When I die, my friend Larry said one morning in the third inning of a double header of stoop ball, I want to be burned, not that I intend it to happen any time soon, but when it does. They burned my grandfather I think it was Dachau, but unlike him, I want to kick some ass before it happens. Just let them call me Jew boy I’d like to hear the sound of their balls imploding up into their bladder. They burned my grandmother too, years later, until all that was left was the cancer eating her stomach, but I want to be burned in an oven set up properly for the job, my ashes cast into the wind or maybe in the infield of Buffalo’s War Memorial Stadium if Luke Easter is still playing first base for the Bisons. It was only two days later that Larry tripped on the curb outside the variety store on the way home from school and later that day they took his kidney and laid it, all bloody within, on the steel tray. When he came home his mother said he had to be careful when you have only one kidney you can’t fool around and you certainly want to avoid the strain that comes from kicking any ass.
First Appeared in Afterthoughts (Canada), Vol. 2, No. 4, Autumn, 1995.
When they asked him what did you do during the war he said “I just stood guard.” When they asked him where he said “A station, just a station, like most others, I just stood guard.” When they asked him did you see the trains carrying the bodies crammed into cattle cars he said “I saw many trains, it was just a station, but mostly I looked at the sky, wishing for the sun, but mostly it was gray and there was smoke from the chimneys.” When they asked him why did you wear the lightening bolts he said “I was a ski instructor but I broke my leg so I stood at the station, just a station like most others.” When they asked him did he know of the ovens he said “They made bread which we ate each night when there were no potatoes.” When they asked him about the Jews he said “I knew no Jews; there were none in the town where I stood guard at a station, just a station like most others.” When they asked him what he did after the war he said “I prayed, just prayed for my sins, sins like those of so many others.”
“Poets are the unacknowledged legislators of the world.”-Shelley
I write because words must be said words must be said because they eat at my tongue they eat at my tongue because they recall the flames of the ovens they recall the flames of the ovens because they were forced to shower they were forced to shower because they were Jews they were Jews because they embraced Torah they embraced Torah because they walked through the desert they walked through the desert because they followed the trail of manna they followed the trail of manna because it led to freedom it led to freedom because I saw it in a dream I saw it in a dream because a voice whispered it to me a voice whispered it to me because I write
Years later on, having walked calmly away from my former faith, I am left still pondering where you find the words to describe, to teach the unspeakable, and how you use them to reach children who have no right to know the unspeakable, but who must, lest they later speak it. It was a generation ago for me, two for them, three now for my own grandchildren but the losses they know are staggering: Las Vegas, 9/11, Manchester, Sandy Hook, and on and on and on and on and how do you help them grasp the number six million, 10 million, when they have but ten fingers, shielding their eyes from the horror.

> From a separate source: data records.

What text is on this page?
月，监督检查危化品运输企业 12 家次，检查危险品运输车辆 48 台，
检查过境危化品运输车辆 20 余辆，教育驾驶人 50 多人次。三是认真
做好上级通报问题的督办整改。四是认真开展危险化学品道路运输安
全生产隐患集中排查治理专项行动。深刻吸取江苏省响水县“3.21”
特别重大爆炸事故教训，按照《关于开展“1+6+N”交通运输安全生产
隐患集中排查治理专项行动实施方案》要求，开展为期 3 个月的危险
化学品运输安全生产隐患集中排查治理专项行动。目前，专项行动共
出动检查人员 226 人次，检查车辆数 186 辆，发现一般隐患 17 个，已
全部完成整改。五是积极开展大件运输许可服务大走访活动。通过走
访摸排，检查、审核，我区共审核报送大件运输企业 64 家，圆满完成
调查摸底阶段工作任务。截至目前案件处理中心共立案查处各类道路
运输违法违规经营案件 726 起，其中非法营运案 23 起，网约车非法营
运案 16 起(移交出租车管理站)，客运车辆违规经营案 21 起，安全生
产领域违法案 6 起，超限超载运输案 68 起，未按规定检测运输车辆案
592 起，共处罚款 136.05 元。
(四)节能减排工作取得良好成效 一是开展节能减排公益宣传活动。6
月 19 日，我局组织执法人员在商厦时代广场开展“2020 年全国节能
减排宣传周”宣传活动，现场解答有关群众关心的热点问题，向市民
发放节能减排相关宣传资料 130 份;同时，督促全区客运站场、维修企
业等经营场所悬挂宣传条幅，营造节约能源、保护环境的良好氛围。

He stands transfixed on the bridge, arms outstretched, staring at the river always flowing slowly by below. He wears a garland of gold, an inscription in Hebrew, the holiest of holies, mocking those who hold him a man. Did he peer out of the corner of his eyes as they marched them across the bridge to the trains to the camps from which they would never return, never have headstones in small, ghetto cemeteries, would be merely names on a wall of remembrance? What did he want to say, what would they not hear, for surely he must have known, in the way a son knows so much more than a father imagines. They are gone, he remains, forced to be ever silent, and the river flows under the bridge beneath his ever constant, mournful gaze.